Он не видел его с того дня, когда посылал за ним. Славка пыталась его обмануть, но он увидел Илию в окно и велел ей вернуть его. Он начал прямо с сути, без предварительных расспросов, без подготовки. Даже не пригласил сесть, подчеркивая этим степень его вины. Илия слушал внешне покорно, нахмурив брови, морщиня лоб — сущий меринос! Он и не принимал на себя вину, и не оспаривал упреки, и это вселяло надежду на то, что разговор не пройдет для него бесследно. Чтобы укрепиться в своей вере в него, он потребовал от Илии список. «Нету у меня списков», — дерзко ответил он. «Иди и принеси, сию минуту!» Он не помнил, чтобы хоть раз в жизни так кричал. Илия сник и начал юлить: что за спешка… на работу надо… вечером или завтра. Не вечером, не завтра, пресек он строго его нытье, список должен быть здесь сейчас же. Понял, что не отвертеться, и через двадцать минут вот он — длинный-длинный список фамилий. Не читая, даже не заглянув в него, разорвал пополам, потом еще раз пополам, еще и еще, пока лист не превратился в клочки бумаги.

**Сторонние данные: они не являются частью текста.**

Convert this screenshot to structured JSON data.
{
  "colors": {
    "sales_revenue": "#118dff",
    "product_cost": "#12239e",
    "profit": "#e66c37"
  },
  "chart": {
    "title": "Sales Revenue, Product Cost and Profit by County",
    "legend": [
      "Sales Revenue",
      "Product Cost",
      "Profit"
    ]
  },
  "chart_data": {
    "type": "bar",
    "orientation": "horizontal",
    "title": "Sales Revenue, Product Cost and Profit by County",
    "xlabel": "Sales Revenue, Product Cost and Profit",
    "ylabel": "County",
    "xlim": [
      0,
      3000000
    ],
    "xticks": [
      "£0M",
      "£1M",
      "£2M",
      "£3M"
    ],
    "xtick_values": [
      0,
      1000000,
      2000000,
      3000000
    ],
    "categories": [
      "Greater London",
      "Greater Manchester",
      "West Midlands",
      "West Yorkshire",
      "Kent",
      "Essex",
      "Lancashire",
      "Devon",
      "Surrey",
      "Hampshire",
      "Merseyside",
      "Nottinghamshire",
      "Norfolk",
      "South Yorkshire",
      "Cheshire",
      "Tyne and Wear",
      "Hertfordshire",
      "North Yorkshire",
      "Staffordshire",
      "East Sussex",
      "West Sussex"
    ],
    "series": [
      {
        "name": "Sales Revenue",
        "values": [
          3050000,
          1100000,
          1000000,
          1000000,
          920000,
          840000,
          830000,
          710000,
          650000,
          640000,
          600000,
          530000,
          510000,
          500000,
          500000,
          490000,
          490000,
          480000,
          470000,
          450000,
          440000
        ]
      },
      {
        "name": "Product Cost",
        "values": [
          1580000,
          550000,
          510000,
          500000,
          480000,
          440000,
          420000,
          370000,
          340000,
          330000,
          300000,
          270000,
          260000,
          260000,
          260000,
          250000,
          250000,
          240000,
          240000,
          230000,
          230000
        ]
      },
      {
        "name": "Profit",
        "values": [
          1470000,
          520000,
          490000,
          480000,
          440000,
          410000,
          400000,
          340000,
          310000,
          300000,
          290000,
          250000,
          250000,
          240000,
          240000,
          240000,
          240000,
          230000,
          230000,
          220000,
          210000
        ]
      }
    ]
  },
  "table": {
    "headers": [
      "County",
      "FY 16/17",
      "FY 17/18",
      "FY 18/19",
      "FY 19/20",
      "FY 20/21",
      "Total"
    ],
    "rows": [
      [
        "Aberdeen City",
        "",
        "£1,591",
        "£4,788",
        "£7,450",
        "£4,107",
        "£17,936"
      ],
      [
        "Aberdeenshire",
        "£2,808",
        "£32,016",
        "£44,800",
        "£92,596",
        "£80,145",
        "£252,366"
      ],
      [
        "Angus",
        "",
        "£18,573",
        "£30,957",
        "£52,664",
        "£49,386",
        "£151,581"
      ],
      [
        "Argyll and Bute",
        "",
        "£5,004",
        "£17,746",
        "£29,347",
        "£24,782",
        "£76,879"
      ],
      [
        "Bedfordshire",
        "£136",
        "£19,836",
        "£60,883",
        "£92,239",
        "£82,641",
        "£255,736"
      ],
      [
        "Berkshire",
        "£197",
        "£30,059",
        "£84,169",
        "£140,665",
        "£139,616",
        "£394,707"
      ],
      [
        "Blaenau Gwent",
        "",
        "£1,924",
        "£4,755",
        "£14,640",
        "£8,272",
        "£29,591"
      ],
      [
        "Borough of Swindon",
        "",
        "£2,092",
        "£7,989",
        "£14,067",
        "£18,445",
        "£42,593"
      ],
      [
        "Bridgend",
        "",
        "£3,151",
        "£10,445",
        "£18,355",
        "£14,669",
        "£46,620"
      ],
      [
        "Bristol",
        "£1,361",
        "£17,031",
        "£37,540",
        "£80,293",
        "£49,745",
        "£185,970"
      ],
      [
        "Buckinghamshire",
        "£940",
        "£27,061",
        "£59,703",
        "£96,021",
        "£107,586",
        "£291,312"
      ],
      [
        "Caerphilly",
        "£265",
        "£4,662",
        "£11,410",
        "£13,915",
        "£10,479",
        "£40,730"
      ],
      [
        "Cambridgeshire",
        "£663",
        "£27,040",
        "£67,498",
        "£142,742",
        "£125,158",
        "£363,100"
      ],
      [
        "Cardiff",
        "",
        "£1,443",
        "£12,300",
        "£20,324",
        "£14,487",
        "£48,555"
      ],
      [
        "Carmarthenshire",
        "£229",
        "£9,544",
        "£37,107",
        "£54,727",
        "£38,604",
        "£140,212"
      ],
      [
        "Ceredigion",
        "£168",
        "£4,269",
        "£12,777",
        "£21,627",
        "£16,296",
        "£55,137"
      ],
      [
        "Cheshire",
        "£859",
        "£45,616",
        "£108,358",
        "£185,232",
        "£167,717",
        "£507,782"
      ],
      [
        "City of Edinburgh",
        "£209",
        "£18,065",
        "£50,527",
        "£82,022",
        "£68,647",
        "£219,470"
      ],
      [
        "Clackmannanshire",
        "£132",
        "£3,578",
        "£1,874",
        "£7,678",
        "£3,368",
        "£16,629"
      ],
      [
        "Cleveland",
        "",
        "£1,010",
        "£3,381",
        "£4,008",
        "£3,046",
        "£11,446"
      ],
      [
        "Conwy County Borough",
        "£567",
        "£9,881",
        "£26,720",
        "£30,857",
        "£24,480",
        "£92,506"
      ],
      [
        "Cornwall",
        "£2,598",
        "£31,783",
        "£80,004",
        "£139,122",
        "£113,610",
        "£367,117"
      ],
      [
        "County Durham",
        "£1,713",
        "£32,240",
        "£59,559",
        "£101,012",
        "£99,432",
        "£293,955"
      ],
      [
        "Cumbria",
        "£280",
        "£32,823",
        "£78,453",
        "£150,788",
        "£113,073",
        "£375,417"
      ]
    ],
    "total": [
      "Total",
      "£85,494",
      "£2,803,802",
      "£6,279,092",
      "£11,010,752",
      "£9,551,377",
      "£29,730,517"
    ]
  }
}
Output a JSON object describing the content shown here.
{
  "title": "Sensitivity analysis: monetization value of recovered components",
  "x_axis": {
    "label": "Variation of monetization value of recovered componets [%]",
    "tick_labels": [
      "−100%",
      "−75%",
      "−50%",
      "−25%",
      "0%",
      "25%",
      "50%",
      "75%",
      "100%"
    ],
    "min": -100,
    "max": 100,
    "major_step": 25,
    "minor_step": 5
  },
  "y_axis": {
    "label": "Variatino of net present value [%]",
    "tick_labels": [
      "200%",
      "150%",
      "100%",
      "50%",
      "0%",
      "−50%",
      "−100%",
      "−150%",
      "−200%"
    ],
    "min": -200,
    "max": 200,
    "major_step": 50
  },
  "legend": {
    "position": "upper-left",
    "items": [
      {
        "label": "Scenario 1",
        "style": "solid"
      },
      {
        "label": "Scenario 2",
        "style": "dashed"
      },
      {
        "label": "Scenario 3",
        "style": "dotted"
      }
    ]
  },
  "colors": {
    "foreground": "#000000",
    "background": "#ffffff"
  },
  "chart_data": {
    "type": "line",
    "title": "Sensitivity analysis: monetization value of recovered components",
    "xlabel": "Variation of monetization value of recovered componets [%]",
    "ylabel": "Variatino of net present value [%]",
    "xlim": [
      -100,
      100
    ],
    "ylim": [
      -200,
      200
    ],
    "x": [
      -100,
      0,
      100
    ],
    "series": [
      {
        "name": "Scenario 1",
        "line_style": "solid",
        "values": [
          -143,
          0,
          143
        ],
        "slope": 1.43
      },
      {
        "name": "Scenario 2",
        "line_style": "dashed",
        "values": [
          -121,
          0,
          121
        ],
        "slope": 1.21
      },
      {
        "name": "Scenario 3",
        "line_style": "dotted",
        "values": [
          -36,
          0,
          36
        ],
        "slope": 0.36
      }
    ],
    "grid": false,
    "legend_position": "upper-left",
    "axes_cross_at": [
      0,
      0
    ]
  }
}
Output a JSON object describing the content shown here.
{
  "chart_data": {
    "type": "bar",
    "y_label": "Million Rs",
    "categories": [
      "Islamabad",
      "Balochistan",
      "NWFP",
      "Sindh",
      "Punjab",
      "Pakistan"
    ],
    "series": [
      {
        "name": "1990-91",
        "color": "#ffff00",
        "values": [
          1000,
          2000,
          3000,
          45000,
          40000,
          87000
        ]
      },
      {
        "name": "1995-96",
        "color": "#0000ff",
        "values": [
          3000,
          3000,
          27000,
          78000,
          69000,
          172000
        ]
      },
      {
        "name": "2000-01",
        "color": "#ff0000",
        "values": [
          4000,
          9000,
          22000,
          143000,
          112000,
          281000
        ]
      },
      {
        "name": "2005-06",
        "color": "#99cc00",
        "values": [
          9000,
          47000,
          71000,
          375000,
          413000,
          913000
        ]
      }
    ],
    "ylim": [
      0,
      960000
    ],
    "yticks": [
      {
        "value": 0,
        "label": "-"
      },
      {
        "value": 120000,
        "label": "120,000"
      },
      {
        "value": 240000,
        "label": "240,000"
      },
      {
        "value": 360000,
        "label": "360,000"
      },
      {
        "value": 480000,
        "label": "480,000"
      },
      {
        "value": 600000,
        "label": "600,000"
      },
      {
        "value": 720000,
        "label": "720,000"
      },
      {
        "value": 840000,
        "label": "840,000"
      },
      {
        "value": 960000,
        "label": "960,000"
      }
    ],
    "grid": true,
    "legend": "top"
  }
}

Он был так доволен благополучным завершением встречи, покорностью и послушанием Илии, что провел с ним целую беседу, разъясняя, что человек живет среди людей и хочет он или не хочет, но доброта должна лежать в основе его отношений с ними, что нет более несчастного человека, чем тот, кто стал белой вороной среди своих. Илия кивал, соглашаясь, в нем явно наступила желанная перемена. Попрощавшись и спустившись во двор, он поглядел на окно бай Тишо и помахал ему рукой.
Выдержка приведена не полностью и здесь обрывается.